Es, quizá, en la última exposición en la Galería René Metras en donde se ha podido apreciar con mayor hondura cómo su esfuerzo creador ha conseguido una síntesis difícil entre tema y forma. Es la “Serie del equilibrio”, la obra más escrupulosamente realizada, donde se une una maravillosa gracia imaginativa a una precisa simbólica social de nuestro tiempo. Artigau ha hecho de la motocicleta un símbolo pictórico, como lo hizo hace unos años Pierre De Mandiargues en la literatura. En esta motocicleta que hace equilibrios para no caerse van montados los símbolos de la represión, de la alienación y de la infelicidad del hombre de hoy. “Son —ha escrito Santos Torroella— como los jinetes del Apocalipsis”.

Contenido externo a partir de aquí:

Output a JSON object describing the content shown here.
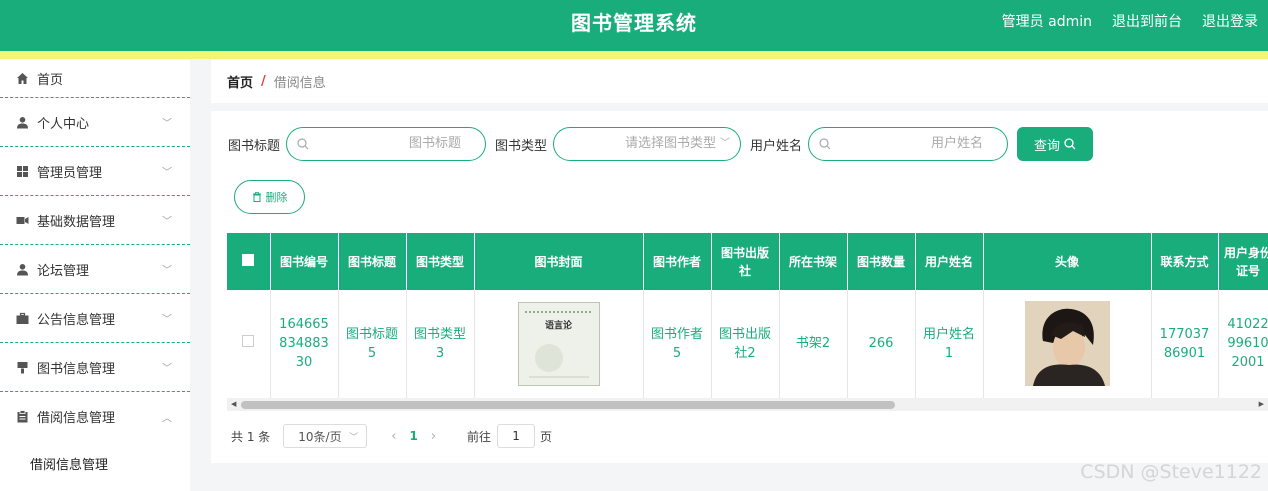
{
  "header": {
    "title": "图书管理系统",
    "admin": "管理员 admin",
    "to_front": "退出到前台",
    "logout": "退出登录"
  },
  "colors": {
    "primary": "#1aad7c",
    "accent_bar": "#f5f574",
    "breadcrumb_separator": "#e6423b"
  },
  "sidebar": {
    "items": [
      {
        "label": "首页",
        "icon": "home-icon"
      },
      {
        "label": "个人中心",
        "icon": "user-icon"
      },
      {
        "label": "管理员管理",
        "icon": "grid-icon"
      },
      {
        "label": "基础数据管理",
        "icon": "video-icon"
      },
      {
        "label": "论坛管理",
        "icon": "user-icon"
      },
      {
        "label": "公告信息管理",
        "icon": "briefcase-icon"
      },
      {
        "label": "图书信息管理",
        "icon": "brush-icon"
      },
      {
        "label": "借阅信息管理",
        "icon": "clipboard-icon",
        "expanded": true
      }
    ],
    "submenu": [
      {
        "label": "借阅信息管理"
      }
    ]
  },
  "breadcrumb": {
    "home": "首页",
    "separator": "/",
    "current": "借阅信息"
  },
  "search": {
    "title_label": "图书标题",
    "title_placeholder": "图书标题",
    "type_label": "图书类型",
    "type_placeholder": "请选择图书类型",
    "user_label": "用户姓名",
    "user_placeholder": "用户姓名",
    "query_button": "查询"
  },
  "actions": {
    "delete": "删除"
  },
  "table": {
    "columns": [
      "图书编号",
      "图书标题",
      "图书类型",
      "图书封面",
      "图书作者",
      "图书出版社",
      "所在书架",
      "图书数量",
      "用户姓名",
      "头像",
      "联系方式",
      "用户身份证号"
    ],
    "rows": [
      {
        "book_no": "16466583488330",
        "title": "图书标题5",
        "type": "图书类型3",
        "cover_text": "语言论",
        "author": "图书作者5",
        "publisher": "图书出版社2",
        "shelf": "书架2",
        "quantity": "266",
        "user_name": "用户姓名1",
        "phone": "17703786901",
        "id_card": "41022996102001"
      }
    ]
  },
  "pagination": {
    "total": "共 1 条",
    "page_size": "10条/页",
    "current_page": "1",
    "goto_label": "前往",
    "goto_value": "1",
    "page_suffix": "页"
  },
  "watermark": "CSDN @Steve1122"
}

La belleza, la gracia, la lograda intención social de estas veinte composiciones de la “Serie”, consagran definitivamente a Artigau como uno de los pintores más sensibles a los “aires del tiempo” de su generación.
Desde hacía tres años el pintor no había expuesto en Barcelona. En su última exhibición Artigau ha hecho gala de un extraordinario esfuerzo de coherencia. Su pintura ha ganado belleza y originalidad. Sus colores —antes excesivamente dramáticos y maniqueístas: sus rojos de sangre, sus ocres de rabia y de denuncia— se han hecho más frescos, más suaves. Estallan los verdes esplendorosos de la hierba. Se ve, a veces, el aire en sus cuadros.
Se ha dicho de él que era como un Toulouse Lautrec de nuestra época, sobre todo en sus cuadros dedicados a la noche, a los “cabarets” de moda frecuentados por los orondos burgueses que le gusta radiografiar implacablemente. Pero es también un cantor de las gentes sencillas amontonadas en los metros o en los bares anchos y destartalados.
A veces el tema es una síntesis de símbolos. En su pintura hay siempre un esfuerzo ordenador del caos que, partiendo de los elementos más dispares, sabe combinar en un todo armónico. Abrir así los marcos en que encierra la creación para que entre el ímpetu revuelto del aire del tiempo, con todas sus contradicciones, con toda su pintoresca ambigüedad, ha sido uno de los gestos más valientes que el pintor ha hecho en estos años. Por eso su arte ahora es más convincente, menos rígido. Sus cuadros son alegres, vivos.
La plástica de Artigau, envuelto otra vez en la atmósfera de su taller, donde van naciendo las siluetas de unas cúpulas blancas y elevadas, o los dorados candelabros barrocos de las iglesias bizantinas, quizá esos cuerpos gráciles de las muchachas de largas piernas desnudas o calzadas de altas botas, es ya un auténtico documento creador de estos años. Artigau ha sabido incidir en lo más profundo de la nueva sensibilidad.

Artículo publicado en ABC el 27 de noviembre de 1969.